A Biophysical Study of the G-Quadruplex-Insulin Interaction

Abstract

The formation of guanine (G)-quadruplex structures in the guanine-rich tandem repeats of the insulin-linked polymorphic region (ILPR) have potential effects on transcription of the insulin gene. Recent studies demonstrate that the ILPR G-quadruplexes can bind to insulin. The energetics of the binding between insulin and the G-quadruplexes formed by the most common ILPR repeat sequence have also been characterized in prior work. We have studied the proton transfer involved in the interaction between insulin and this DNA sequence by conducting isothermal titration calorimetry (ITC) experiments in various buffers and analyzing the observed enthalpy change.
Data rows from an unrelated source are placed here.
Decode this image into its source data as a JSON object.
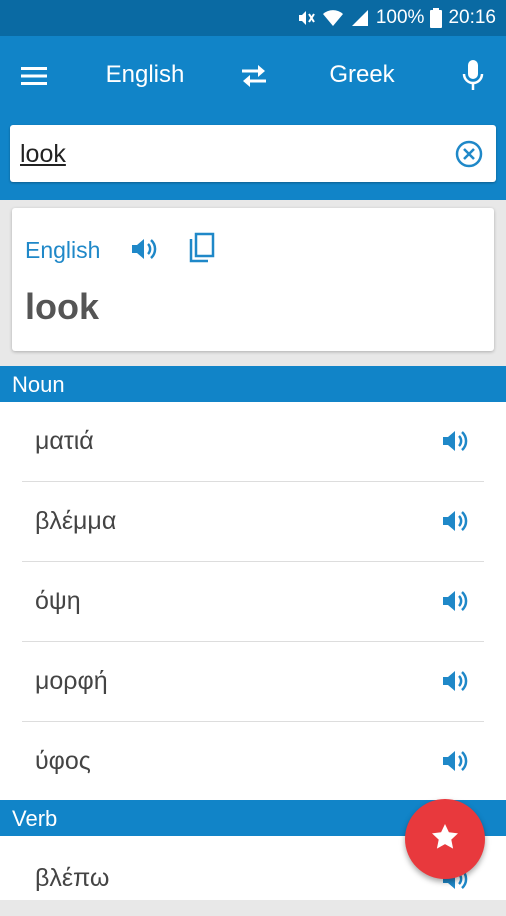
{
  "status_bar": {
    "battery": "100%",
    "time": "20:16",
    "icons": [
      "mute-icon",
      "wifi-icon",
      "signal-icon",
      "battery-icon"
    ]
  },
  "toolbar": {
    "menu_icon": "menu-icon",
    "source_language": "English",
    "swap_icon": "swap-icon",
    "target_language": "Greek",
    "mic_icon": "mic-icon"
  },
  "search": {
    "value": "look",
    "clear_icon": "clear-icon"
  },
  "result_card": {
    "language": "English",
    "speaker_icon": "speaker-icon",
    "copy_icon": "copy-icon",
    "word": "look"
  },
  "sections": [
    {
      "header": "Noun",
      "items": [
        "ματιά",
        "βλέμμα",
        "όψη",
        "μορφή",
        "ύφος"
      ]
    },
    {
      "header": "Verb",
      "items": [
        "βλέπω"
      ]
    }
  ],
  "fab_icon": "star-icon",
  "colors": {
    "status_bar": "#0a6aa3",
    "primary": "#1184c8",
    "accent_link": "#1f88c8",
    "fab": "#e8393d",
    "background": "#e8e8e8"
  }
}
The transcriptional activity of a number of ILPR repeat sequences, including the consensus sequence, have been measured previously. Transcriptional activity for less common repeats is significantly lower than that of the consensus sequence but can be increased substantially by varying only one or two nucleotides. To determine the potential role of G-quadruplex formation and stability in regulating transcription, we have studied the second and third most common ILPR repeats as well as their variant sequences that exhibit increased transcriptional activity. ITC was used to characterize the energetics of the binding interaction between insulin and each of the four ILPR repeat sequences. The bulk thermodynamic measurements performed at various temperatures from 20 - 37 degrees Celsius provide insight into these biomolecular interactions.